Catch, Tag, and Release: Coordinating our Efforts to Build the Early Modern Corpus

My revised abstract for the SAA 2016 Plenary Roundtable, “The Great Work Begins: EEBO-TCP in the Wild.” See all abstracts at Wine Dark Sea.

The work of correcting EEBO-TCP texts is formidable. MoEML‘s work with EEBO-TCP’s XML files shows that transcribers need to supply gaps, capture forme work, correct mis-transcriptions, and restore early modern typographical habits and idiosyncracies.  Only with many partners working in coordination will we be able to establish an accurate corpus suitable for text mining, copy-text editing, and critical editions. We might think of such work in terms of a “catch-tag-release” model, whereby various entities “catch” EEBO-TCP texts from the data stream, “tag” them in TEI Simple (developed by Mueller), correct both tagging and transcriptions through teams of emerging scholars, and then “release” the texts back into the scholarly wilds. Mueller has already described how a corrective tagging process might work, and the Folger’s Digital Anthology project prototypes a repository environment that will allows us to release texts back into the wild.

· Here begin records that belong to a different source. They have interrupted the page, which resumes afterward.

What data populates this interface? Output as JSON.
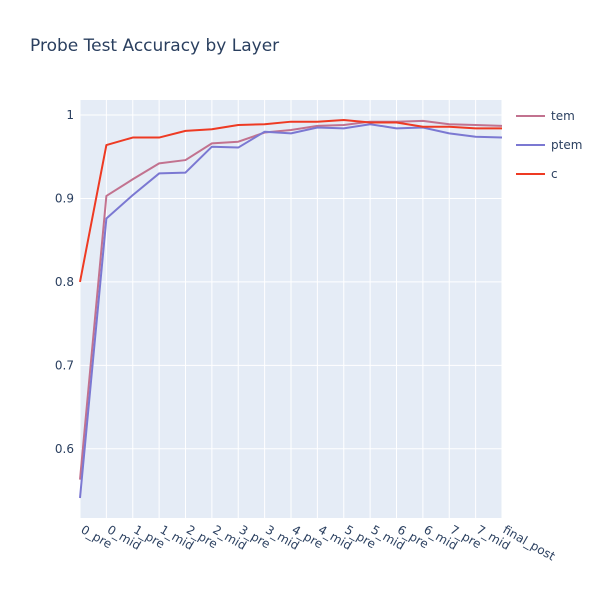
{
  "chart_data": {
    "type": "line",
    "title": "Probe Test Accuracy by Layer",
    "xlabel": "",
    "ylabel": "",
    "categories": [
      "0_pre",
      "0_mid",
      "1_pre",
      "1_mid",
      "2_pre",
      "2_mid",
      "3_pre",
      "3_mid",
      "4_pre",
      "4_mid",
      "5_pre",
      "5_mid",
      "6_pre",
      "6_mid",
      "7_pre",
      "7_mid",
      "final_post"
    ],
    "y_ticks": [
      0.6,
      0.7,
      0.8,
      0.9,
      1
    ],
    "y_tick_labels": [
      "0.6",
      "0.7",
      "0.8",
      "0.9",
      "1"
    ],
    "ylim": [
      0.517,
      1.018
    ],
    "grid": true,
    "legend_position": "top-right",
    "series": [
      {
        "name": "tem",
        "color": "#c2728f",
        "values": [
          0.563,
          0.903,
          0.923,
          0.942,
          0.946,
          0.966,
          0.968,
          0.979,
          0.982,
          0.987,
          0.988,
          0.992,
          0.992,
          0.993,
          0.989,
          0.988,
          0.987
        ]
      },
      {
        "name": "ptem",
        "color": "#7b78d2",
        "values": [
          0.541,
          0.876,
          0.904,
          0.93,
          0.931,
          0.962,
          0.961,
          0.98,
          0.978,
          0.985,
          0.984,
          0.989,
          0.984,
          0.985,
          0.978,
          0.974,
          0.973
        ]
      },
      {
        "name": "c",
        "color": "#ee3a23",
        "values": [
          0.8,
          0.964,
          0.973,
          0.973,
          0.981,
          0.983,
          0.988,
          0.989,
          0.992,
          0.992,
          0.994,
          0.991,
          0.991,
          0.986,
          0.986,
          0.984,
          0.984
        ]
      }
    ]
  }
}
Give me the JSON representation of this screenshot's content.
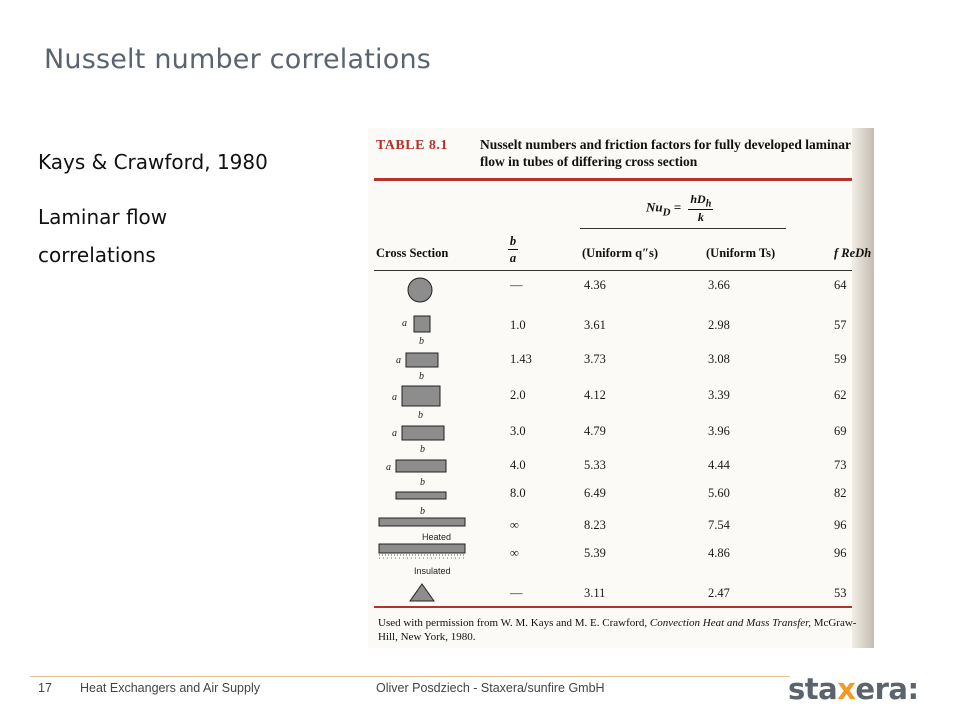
{
  "slide": {
    "title": "Nusselt number correlations",
    "left_lines": [
      "Kays & Crawford, 1980",
      "Laminar flow",
      "correlations"
    ]
  },
  "table": {
    "number": "TABLE 8.1",
    "caption": "Nusselt numbers and friction factors for fully developed laminar flow in tubes of differing cross section",
    "nu_lhs": "Nu",
    "nu_sub": "D",
    "nu_eq": "=",
    "nu_num": "hD",
    "nu_num_sub": "h",
    "nu_den": "k",
    "headers": {
      "cross_section": "Cross Section",
      "ratio_num": "b",
      "ratio_den": "a",
      "uniform_q": "(Uniform q″s)",
      "uniform_t": "(Uniform Ts)",
      "f_re": "f ReDh"
    },
    "rows": [
      {
        "shape": "circle",
        "ratio": "—",
        "nu_q": "4.36",
        "nu_t": "3.66",
        "f_re": "64"
      },
      {
        "shape": "rect-1.0",
        "ratio": "1.0",
        "nu_q": "3.61",
        "nu_t": "2.98",
        "f_re": "57"
      },
      {
        "shape": "rect-1.43",
        "ratio": "1.43",
        "nu_q": "3.73",
        "nu_t": "3.08",
        "f_re": "59"
      },
      {
        "shape": "rect-2.0",
        "ratio": "2.0",
        "nu_q": "4.12",
        "nu_t": "3.39",
        "f_re": "62"
      },
      {
        "shape": "rect-3.0",
        "ratio": "3.0",
        "nu_q": "4.79",
        "nu_t": "3.96",
        "f_re": "69"
      },
      {
        "shape": "rect-4.0",
        "ratio": "4.0",
        "nu_q": "5.33",
        "nu_t": "4.44",
        "f_re": "73"
      },
      {
        "shape": "rect-8.0",
        "ratio": "8.0",
        "nu_q": "6.49",
        "nu_t": "5.60",
        "f_re": "82"
      },
      {
        "shape": "plates",
        "ratio": "∞",
        "nu_q": "8.23",
        "nu_t": "7.54",
        "f_re": "96"
      },
      {
        "shape": "plates-heated-insulated",
        "ratio": "∞",
        "nu_q": "5.39",
        "nu_t": "4.86",
        "f_re": "96"
      },
      {
        "shape": "triangle",
        "ratio": "—",
        "nu_q": "3.11",
        "nu_t": "2.47",
        "f_re": "53"
      }
    ],
    "shape_label_a": "a",
    "shape_label_b": "b",
    "heated_label": "Heated",
    "insulated_label": "Insulated",
    "footnote_a": "Used with permission from W. M. Kays and M. E. Crawford,",
    "footnote_title": "Convection Heat and Mass Transfer,",
    "footnote_b": "McGraw-Hill, New York, 1980."
  },
  "footer": {
    "page": "17",
    "section": "Heat Exchangers and Air Supply",
    "author": "Oliver Posdziech - Staxera/sunfire GmbH",
    "logo_a": "sta",
    "logo_x": "x",
    "logo_b": "era:"
  },
  "colors": {
    "accent_red": "#b3322b",
    "logo_orange": "#f39a25",
    "title_gray": "#5a6470"
  }
}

We also need to capture corrective work that has already been done, such as the ISE‘s transcriptions of the quarto and folio transcriptions of Shakespeare’s plays. These transcriptions are highly accurate, having been double-keyed by research assistants, carefully checked by the play editors, and peer reviewed. Their markup predates the development of XML or TEI, but can be dynamically converted (with some effort) into TEI Simple for general “release” alongside other EEBO-TCP transcriptions. From this stage, we can use various XSLT scenarios to convert the TEI Simple both into the plaintext suitable for corpus-wide analyses and into a variety of XML forms suitable for web publication and further editorial work.  The limitations of EEBO-TCP transcriptions and the effort required to correct them should make us mindful of the effect of “unevenness” across the corpus. The ISE proposes to replace reasonably good EEBO-TCP transcriptions of Shakespeare’s play with excellent transcriptions. But what of the texts in which SAA members are less invested? Some of them have error rates of two or more errors per line. Which will we correct first? Will we bestow as much care and time on them as we have on Shakespeare? How will our answers to those questions affect the results of distant reading and data mining exercises?